The S&P 500 hit a record Monday, but a high water mark never comes without a downside.
The S&P 500 was up 0.65% to 3,042 Monday. All three major U.S. indices rose on the day.
Three main factors drove the up move:
First off, optimism about President Donald Trump's phase one of a U.S.-China trade deal continued to be a theme. Phase one would include an indefinite hold on tariffs on Chinese goods scheduled to go into effect in December, as well as potentially rolled back tariffs on Chinese goods in 2020.
Second is the probability for a third 2019 interest rate cut stands at above 90%, according to data from CME Group.
Lastly, of the 40% of U.S. companies that have reported earnings for the third quarter, 80% have beaten expectations, according to FactSet. Expectations were low for the quarter, but many stocks were still priced for earnings expectations that now have been beaten.
But several data points are negative.
Guidance Hasn't Been Great
Some 26 S&P 500 companies have issued negative EPS guidance for the fourth quarter, while 12 have issued positive guidance, according to FactSet.
That ratio is below average for this time of year. After consecutive quarters of earnings declines, including in the third quarter, analysts are expecting Q4 EPS growth of 0.7% for the S&P 500.
Earnings results matter, but in markets guidance can sometimes matter more. For now, stock investors are feeling positive.
2020 Rate Cuts?
While the market is expecting another rate cut in 2019, many have said it's the Federal Reserve's guidance for 2020 that will move markets the most.
Investors for weeks now have been expecting a reasonable chance of another rate cut, and that chance has only gotten more stronger in the past few days.
Economic data has continued to decelerate. That includes even consumer spend, the strength of which some analysts are starting to question.

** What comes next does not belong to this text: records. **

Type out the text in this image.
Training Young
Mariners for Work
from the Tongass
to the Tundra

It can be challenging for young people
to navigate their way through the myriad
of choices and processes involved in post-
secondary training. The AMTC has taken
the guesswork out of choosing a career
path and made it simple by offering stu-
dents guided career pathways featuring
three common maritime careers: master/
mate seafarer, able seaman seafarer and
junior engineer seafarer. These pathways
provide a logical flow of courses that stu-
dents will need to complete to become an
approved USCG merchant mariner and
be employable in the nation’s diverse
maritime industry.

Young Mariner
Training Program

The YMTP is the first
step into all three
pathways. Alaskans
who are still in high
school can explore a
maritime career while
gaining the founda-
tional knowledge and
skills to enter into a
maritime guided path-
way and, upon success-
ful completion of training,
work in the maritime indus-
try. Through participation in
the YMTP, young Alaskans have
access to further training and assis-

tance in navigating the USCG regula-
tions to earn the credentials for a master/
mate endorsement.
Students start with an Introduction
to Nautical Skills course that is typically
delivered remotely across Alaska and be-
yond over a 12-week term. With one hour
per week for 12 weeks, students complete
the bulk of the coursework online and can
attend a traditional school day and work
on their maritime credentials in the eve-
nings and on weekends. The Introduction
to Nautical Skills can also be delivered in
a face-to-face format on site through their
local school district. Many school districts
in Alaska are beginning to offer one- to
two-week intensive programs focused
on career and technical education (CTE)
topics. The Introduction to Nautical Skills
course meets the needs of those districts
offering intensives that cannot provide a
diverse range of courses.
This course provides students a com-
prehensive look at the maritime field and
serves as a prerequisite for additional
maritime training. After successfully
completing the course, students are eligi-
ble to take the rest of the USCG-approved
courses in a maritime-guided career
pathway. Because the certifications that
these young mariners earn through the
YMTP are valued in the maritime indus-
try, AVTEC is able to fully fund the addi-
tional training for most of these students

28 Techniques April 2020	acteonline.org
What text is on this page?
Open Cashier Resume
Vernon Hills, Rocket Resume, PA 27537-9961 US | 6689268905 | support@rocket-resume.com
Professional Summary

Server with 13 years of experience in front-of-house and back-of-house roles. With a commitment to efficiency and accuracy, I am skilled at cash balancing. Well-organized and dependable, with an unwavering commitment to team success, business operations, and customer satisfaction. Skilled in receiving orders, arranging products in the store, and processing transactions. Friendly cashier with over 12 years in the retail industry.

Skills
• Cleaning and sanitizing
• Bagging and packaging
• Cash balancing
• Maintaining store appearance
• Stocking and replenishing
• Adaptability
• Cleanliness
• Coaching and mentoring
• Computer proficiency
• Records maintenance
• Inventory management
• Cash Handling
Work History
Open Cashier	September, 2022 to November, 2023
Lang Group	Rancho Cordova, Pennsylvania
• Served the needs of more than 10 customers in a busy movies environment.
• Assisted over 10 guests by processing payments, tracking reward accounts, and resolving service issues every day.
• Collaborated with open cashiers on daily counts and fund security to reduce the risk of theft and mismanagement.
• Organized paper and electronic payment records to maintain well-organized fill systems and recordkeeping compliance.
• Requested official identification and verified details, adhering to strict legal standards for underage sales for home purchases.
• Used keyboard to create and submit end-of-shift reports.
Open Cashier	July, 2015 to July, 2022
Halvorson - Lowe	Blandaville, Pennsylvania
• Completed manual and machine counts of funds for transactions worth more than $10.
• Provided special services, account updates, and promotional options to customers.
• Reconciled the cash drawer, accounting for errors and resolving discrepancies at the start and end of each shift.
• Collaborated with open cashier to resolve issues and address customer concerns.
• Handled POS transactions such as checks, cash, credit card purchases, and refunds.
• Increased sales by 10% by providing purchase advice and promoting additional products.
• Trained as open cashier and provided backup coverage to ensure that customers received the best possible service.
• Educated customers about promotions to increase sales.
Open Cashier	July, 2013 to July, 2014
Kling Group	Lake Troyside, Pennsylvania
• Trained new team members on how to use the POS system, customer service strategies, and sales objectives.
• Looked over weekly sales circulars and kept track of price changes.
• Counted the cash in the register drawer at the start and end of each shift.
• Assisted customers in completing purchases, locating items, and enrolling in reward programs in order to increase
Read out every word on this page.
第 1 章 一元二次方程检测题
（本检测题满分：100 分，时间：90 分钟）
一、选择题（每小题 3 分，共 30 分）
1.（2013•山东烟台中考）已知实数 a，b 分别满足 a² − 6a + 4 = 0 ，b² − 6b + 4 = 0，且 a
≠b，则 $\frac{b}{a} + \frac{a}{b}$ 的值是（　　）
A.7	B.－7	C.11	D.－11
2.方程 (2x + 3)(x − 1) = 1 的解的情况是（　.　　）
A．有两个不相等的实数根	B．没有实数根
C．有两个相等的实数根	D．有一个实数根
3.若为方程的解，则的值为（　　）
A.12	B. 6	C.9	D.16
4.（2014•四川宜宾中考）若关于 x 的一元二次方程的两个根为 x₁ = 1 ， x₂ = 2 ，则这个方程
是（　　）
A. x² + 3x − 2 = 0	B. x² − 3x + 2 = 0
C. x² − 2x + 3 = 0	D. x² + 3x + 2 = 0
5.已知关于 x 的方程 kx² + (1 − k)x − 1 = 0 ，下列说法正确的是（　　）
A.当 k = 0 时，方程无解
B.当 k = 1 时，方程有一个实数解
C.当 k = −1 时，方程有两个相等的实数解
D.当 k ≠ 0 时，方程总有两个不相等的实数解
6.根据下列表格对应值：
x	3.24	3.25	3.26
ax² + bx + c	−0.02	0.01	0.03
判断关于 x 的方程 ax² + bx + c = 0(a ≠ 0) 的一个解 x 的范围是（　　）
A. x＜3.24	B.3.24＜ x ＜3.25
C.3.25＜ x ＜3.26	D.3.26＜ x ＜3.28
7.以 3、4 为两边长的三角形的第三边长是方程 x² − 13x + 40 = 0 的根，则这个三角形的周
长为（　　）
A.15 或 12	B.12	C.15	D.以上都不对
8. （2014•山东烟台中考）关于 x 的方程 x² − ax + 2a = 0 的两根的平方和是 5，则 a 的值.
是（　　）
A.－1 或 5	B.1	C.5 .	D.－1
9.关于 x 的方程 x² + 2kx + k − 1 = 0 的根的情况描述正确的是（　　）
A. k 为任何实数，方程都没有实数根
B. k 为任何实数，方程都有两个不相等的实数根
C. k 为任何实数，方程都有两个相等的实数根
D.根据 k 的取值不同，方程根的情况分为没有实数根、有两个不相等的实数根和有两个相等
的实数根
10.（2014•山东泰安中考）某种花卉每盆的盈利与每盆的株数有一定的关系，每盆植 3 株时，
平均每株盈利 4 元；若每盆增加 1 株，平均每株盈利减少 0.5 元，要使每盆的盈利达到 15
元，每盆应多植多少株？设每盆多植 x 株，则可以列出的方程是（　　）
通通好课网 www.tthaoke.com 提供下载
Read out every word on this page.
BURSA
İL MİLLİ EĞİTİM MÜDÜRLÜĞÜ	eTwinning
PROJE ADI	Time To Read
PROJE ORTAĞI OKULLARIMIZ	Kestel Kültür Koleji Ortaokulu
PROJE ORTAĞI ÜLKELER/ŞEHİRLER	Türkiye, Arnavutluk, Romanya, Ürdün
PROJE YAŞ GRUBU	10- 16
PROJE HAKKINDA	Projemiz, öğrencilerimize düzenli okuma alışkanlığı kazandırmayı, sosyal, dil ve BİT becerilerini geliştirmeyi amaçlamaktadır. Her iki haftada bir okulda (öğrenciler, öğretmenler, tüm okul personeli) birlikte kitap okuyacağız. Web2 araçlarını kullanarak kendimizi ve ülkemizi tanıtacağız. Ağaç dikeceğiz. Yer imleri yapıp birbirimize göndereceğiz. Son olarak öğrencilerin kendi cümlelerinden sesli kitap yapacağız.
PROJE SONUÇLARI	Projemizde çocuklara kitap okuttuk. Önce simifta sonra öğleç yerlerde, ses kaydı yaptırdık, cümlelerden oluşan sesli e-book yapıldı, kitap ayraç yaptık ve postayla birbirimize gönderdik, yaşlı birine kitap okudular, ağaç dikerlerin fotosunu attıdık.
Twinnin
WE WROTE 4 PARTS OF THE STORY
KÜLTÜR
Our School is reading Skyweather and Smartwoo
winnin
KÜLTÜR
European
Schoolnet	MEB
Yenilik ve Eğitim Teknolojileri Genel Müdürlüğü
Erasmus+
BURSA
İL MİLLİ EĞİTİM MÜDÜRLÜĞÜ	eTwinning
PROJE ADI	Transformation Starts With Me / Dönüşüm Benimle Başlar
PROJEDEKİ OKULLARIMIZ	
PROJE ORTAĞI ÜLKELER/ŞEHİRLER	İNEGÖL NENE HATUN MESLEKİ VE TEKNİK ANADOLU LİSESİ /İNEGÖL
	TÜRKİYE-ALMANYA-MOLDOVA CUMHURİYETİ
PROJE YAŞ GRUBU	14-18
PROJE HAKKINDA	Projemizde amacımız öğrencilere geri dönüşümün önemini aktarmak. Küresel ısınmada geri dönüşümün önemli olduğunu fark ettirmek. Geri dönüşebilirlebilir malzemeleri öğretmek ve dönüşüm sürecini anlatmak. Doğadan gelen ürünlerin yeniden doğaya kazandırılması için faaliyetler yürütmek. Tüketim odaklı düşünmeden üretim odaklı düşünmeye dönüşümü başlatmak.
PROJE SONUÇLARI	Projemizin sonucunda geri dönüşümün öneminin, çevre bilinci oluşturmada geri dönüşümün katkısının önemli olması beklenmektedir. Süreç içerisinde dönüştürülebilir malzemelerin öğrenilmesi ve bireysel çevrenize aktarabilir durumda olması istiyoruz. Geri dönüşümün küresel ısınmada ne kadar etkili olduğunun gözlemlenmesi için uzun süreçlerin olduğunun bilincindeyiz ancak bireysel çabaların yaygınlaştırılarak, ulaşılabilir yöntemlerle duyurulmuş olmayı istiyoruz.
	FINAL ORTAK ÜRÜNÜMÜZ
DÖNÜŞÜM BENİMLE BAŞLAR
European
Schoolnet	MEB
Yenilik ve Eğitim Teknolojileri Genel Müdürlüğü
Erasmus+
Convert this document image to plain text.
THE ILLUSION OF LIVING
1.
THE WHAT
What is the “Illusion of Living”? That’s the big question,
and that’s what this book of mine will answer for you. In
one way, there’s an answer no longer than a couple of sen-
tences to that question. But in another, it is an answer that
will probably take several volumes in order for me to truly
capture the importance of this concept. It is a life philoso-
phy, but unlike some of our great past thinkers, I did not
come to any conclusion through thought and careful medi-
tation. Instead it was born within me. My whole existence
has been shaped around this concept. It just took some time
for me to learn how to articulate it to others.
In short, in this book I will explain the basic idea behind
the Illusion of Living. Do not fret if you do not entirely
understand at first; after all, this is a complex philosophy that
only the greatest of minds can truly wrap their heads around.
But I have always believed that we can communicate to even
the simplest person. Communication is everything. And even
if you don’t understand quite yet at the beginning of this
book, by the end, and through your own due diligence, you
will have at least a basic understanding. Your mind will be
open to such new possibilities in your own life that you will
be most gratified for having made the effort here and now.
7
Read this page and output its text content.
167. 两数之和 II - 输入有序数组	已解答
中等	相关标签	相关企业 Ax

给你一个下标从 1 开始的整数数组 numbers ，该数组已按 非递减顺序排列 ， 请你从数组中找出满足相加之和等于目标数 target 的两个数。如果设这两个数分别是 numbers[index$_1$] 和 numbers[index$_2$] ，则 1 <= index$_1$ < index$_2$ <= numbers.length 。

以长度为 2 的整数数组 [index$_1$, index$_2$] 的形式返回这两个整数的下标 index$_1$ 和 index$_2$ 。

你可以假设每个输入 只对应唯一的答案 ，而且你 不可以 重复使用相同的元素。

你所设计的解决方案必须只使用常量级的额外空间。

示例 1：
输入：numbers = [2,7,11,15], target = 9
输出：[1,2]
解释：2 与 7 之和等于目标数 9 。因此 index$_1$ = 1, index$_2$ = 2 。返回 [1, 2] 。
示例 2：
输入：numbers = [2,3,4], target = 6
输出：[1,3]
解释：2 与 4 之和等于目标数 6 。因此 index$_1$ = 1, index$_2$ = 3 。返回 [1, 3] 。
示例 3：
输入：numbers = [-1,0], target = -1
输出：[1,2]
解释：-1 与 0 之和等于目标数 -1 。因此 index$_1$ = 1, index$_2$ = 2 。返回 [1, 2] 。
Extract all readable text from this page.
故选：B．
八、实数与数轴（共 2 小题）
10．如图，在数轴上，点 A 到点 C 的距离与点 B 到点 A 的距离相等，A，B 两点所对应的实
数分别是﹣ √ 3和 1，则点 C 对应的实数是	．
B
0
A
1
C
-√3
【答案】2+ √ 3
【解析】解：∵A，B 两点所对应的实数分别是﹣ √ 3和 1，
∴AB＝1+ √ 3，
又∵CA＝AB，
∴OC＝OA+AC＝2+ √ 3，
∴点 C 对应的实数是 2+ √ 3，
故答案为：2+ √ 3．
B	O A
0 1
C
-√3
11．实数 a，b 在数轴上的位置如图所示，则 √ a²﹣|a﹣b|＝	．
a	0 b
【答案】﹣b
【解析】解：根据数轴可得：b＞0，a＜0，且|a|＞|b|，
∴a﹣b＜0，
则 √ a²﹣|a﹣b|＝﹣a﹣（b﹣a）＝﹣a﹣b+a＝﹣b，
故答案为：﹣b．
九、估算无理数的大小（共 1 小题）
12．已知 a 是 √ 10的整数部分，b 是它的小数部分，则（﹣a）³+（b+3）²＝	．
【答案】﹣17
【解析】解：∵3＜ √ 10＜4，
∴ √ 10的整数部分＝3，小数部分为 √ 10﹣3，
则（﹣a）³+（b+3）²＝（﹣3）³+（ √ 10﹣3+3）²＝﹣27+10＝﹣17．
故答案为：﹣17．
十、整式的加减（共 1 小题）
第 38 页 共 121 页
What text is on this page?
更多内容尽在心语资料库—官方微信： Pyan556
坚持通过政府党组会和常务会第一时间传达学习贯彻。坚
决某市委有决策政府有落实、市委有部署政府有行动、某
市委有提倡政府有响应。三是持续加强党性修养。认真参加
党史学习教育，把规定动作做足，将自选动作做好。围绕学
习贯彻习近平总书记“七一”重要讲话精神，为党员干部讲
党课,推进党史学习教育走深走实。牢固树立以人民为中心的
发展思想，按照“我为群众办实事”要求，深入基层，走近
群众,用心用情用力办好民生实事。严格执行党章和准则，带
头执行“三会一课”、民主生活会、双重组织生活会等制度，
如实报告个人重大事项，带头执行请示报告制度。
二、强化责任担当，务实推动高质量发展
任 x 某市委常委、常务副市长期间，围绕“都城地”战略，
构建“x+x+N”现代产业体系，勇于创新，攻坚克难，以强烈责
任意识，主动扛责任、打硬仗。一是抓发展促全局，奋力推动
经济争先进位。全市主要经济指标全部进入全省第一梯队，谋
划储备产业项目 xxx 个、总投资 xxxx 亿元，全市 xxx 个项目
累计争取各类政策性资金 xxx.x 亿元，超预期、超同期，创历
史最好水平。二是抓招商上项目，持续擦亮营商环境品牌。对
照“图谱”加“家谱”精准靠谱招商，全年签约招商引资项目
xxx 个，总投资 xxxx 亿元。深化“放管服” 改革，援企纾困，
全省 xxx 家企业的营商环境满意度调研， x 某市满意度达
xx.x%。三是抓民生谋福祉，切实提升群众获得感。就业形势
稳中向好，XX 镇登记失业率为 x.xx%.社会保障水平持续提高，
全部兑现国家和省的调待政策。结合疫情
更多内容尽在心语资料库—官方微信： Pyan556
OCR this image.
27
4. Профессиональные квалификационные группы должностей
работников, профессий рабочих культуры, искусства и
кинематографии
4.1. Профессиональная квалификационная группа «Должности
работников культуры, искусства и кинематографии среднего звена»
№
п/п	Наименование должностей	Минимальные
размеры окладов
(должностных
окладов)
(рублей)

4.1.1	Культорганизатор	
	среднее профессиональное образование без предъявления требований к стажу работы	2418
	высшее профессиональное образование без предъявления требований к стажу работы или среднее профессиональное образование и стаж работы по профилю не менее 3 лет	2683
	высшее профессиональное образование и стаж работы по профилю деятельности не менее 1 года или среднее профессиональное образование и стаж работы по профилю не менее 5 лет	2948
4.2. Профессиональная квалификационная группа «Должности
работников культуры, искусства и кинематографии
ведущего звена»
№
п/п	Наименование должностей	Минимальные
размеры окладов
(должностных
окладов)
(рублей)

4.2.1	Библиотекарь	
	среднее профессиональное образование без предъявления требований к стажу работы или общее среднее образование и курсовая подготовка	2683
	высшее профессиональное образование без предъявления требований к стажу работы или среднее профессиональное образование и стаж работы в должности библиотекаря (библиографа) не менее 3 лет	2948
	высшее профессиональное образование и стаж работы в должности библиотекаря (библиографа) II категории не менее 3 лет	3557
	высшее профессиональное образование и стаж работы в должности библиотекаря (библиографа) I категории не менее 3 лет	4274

Institutional Investment Strategist Chris Macke recently told TheStreet consumers are financially sound at present, but their confidence will depend on employment and trade headlines.
Even if several rate cuts in 2020 seem to be in the cards, lower rates may not stimulate growth much from here. Rate cuts have taken a back seat to stock prices. Other factors will outweigh interest rates, which are already incredibly low.
"I don't think we're at the point now where one additional insurance cut can be enough to spark inflation," Mark Heppenstall, chief investment officer at Penn Mutual Asset Management, told TheStreet.
Adding to investors' concern, the average S&P 500 stock trades at 17 times next year's earnings. Many on Wall Street say this leaves the market fairly to slightly overvalued.
But if all the tariffs that could be taken off the table were indeed wiped out, U.S. companies would benefit hugely. The trade war has been the biggest factor weighing on earnings, and it now outweighs the interest rate picture.
Currently, analysts are looking for 2020 earnings to grow 5.3%, a rate that could be stable as the trade picture becomes more certain and less debilitating to demand for goods and services.
Even if a deescalated trade war means fewer 2020 rate cuts, earnings growth projections would likely improve.